Despite the anguish caused by a delay in any treatment being commenced, hopefully what will turn out to be a relatively short delay shouldn’t adversely affect the outcome of that treatment for most. The human spirit and willingness to find the silver lining in every cloud is humbling to hear.
For example, one of my clients, who underwent an Extra Pleural Pneumonectomy in the Autumn before commencing chemotherapy, was finding the chemotherapy so gruelling she was really worried she would be unable to complete the course. Despite the worry caused by her treatment being paused she is hoping the additional recovery from her op and the first couple of cycles of each week brings will put her in a much better state to embark on the remaining chemotherapy, and hopefully then immunotherapy as well.
There are several things about the current situation that are genuinely uplifting and will hopefully bode well for the future. The upsurge of goodwill for the NHS and the way it has been able to cut through layers of bureaucracy to become a much more cohesive whole hopefully makes it more difficult for any government to fail to fund and support it better.
The uncertainty charities face over their income streams will hopefully be balanced to some extent by what feels like a real increase in community engagement and fundraising efforts – witness the recent 2.6 challenge. It’s so important we all continue to pull together and help in any way we can those charities and organisations that support families with mesothelioma at the moment.
How Covid-19 is impacting upon mesothelioma claims
For those pursuing compensation claims, your law firm is hopefully geared up to work from home to continue to support you and your family at this difficult time. The insurers dealing with your claim for the defendants seem, in the most part, to be less well prepared and less able to adapt than the claimants law firms.
The Judges and administrative staff in the High Court based in London, that hears most asbestos claims, have always been very accessible and responsive – most hearings up to the trials themselves (which are incredibly rare) have historically been held by telephone for many years, so much of the court is still able to function well. Trials and hearings to assess the compensation payable are now being held remotely too. Hopefully this means that for many, when something approaching normal life begins to return, your lawyer will have been able to use the fact many defendant insurers are less well able to function to gain tactical advantages in your claim, and to issue and progress court proceedings and make sure that procedurally they are able to ensure that you can access bespoke and/or private medical treatment as soon as it’s appropriate to do so.
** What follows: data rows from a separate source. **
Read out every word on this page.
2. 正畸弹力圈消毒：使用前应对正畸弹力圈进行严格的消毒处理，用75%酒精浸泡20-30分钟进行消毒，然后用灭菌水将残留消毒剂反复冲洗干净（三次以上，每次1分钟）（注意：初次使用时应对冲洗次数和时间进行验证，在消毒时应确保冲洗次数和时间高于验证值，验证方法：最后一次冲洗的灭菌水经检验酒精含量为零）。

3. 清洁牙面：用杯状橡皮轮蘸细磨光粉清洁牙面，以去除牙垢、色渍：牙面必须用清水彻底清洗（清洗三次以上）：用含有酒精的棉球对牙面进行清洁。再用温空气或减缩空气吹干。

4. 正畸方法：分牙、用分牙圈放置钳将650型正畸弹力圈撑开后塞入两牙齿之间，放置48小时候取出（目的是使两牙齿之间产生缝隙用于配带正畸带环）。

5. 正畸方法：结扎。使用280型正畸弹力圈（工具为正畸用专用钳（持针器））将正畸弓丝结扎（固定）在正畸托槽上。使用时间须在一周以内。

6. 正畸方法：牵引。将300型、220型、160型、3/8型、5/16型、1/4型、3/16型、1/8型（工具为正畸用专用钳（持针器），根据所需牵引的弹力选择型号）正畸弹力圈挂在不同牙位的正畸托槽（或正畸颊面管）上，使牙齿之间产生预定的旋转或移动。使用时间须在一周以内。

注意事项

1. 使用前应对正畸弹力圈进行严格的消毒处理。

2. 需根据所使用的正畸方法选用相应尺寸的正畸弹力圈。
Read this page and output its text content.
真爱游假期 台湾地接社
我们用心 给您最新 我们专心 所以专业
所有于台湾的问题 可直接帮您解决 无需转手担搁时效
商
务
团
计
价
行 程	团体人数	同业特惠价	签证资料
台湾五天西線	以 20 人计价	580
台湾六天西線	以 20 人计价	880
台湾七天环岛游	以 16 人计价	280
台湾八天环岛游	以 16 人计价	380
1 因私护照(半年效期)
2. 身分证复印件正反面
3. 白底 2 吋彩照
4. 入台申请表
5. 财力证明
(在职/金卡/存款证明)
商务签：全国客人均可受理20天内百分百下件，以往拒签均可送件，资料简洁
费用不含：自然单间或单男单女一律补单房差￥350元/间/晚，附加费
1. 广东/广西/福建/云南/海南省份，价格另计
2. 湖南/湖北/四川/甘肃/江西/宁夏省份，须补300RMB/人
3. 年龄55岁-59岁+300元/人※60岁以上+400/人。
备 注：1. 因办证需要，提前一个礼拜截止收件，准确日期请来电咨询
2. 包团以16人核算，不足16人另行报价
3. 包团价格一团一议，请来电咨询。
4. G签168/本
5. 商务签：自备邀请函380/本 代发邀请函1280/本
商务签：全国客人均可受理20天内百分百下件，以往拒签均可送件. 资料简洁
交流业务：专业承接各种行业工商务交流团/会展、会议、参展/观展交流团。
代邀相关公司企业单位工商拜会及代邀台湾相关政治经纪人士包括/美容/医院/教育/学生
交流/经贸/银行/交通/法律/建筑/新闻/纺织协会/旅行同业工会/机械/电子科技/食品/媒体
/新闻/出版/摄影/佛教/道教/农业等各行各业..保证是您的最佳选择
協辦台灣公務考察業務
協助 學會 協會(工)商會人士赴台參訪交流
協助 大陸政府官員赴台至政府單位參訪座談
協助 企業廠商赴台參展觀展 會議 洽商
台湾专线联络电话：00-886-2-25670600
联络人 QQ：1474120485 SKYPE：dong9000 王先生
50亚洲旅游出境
Obviously nothing can compensate you or your loved one for their illness. However the principle of compensation is supposed to be to put you in the same position you would have been if you had not been unwell. We are, as a law firm, currently seeking enhanced compensation particularly for our clients who are self-isolating because of their mesothelioma diagnosis, and all the additional expenses that flow from these difficult times.
Just like we are being encouraged not to delay in seeking medical advice, early legal advice can be really important. Mesothelioma UK have recently launched a panel of eight legal firms who specialise in claims for mesothelioma, and who have all signed up to a charter to ensure high standards of advice and care.
It can be really difficult for anyone recently given bad news about their diagnosis to know where to turn to for legal advice, and hopefully the newly launched Meso UK legal panel will really help you and your family navigate through what is often a confusing route to specialist legal advice.